Editorial: New roles of autophagy pathways in cancer

Abstract

From a simplistic point of view, autophagy is a self-degradative process that relies on lysosomes for the removal of cytoplasmic bulk cargo and damaged organelles, such as mitochondria. Further on its homeostatic role, autophagy acts as a catabolic process that promotes cellular resilience in conditions of nutrient deprivation and energy depletion. A body of literature has established a crucial role of autophagy in a whole plethora of different physiological processes ranging from homeostasis maintenance, development, and differentiation, among others. In the last two decades, the complexity of autophagy regulation has grown exponentially.
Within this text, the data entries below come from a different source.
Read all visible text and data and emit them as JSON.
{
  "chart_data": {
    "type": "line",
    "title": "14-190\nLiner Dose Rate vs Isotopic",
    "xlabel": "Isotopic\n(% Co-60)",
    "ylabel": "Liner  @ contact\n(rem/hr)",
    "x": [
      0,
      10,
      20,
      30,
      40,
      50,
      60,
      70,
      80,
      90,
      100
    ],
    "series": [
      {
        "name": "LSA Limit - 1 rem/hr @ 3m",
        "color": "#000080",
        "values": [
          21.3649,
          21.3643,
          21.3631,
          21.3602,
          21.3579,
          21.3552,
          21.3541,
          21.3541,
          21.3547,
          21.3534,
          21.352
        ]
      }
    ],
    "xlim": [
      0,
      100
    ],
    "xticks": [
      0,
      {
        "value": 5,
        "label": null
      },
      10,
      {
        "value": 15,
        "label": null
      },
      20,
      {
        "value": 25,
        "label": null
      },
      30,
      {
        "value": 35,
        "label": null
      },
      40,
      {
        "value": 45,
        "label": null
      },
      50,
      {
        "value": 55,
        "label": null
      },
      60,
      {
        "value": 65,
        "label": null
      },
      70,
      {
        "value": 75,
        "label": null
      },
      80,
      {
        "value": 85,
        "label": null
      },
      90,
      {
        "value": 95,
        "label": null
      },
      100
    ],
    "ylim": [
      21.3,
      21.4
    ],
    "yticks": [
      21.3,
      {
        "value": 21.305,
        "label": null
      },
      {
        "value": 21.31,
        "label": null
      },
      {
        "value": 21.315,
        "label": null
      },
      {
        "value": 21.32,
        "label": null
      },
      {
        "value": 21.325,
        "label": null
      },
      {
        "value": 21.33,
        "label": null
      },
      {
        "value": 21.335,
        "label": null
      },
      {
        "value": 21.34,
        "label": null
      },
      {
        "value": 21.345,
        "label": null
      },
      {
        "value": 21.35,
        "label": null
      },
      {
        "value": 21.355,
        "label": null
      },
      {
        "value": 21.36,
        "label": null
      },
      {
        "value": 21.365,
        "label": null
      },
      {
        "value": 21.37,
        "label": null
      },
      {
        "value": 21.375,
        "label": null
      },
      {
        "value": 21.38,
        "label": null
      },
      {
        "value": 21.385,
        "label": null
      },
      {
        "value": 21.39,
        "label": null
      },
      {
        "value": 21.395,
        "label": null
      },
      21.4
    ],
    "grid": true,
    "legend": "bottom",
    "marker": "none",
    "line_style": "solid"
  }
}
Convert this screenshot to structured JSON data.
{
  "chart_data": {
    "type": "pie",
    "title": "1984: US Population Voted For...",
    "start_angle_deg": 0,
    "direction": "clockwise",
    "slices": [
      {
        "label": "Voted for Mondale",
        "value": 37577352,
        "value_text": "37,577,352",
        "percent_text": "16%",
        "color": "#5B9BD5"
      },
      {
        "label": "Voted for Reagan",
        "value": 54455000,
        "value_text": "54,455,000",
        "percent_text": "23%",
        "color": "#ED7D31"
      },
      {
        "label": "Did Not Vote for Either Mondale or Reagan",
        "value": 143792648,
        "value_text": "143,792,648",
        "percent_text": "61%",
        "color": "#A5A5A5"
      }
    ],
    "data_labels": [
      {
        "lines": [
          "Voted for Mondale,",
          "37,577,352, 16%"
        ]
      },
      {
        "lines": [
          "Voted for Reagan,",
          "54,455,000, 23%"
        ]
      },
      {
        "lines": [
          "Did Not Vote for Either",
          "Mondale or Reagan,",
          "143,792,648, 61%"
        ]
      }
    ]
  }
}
Indeed, the literature recognizes canonical and non-canonical autophagic pathways that lead to the degradation and clearance of non-specific or specific cargos (selective autophagy) depending on the cellular context. Due to the fundamental role of autophagy in homeostasis maintenance, it is not surprising its recognized etiologic role in age-related diseases, including cancer. In cancer, autophagy has a dual function, acting as a cell survival mechanism (e.g. favoring the growth of established tumors) or as a tumor suppressor (e.g. preventing the accumulation of damaged proteins and organelles). Thus, the relationship of autophagy with carcinogenesis is complex and, in most cases, it is considered a context-dependent process.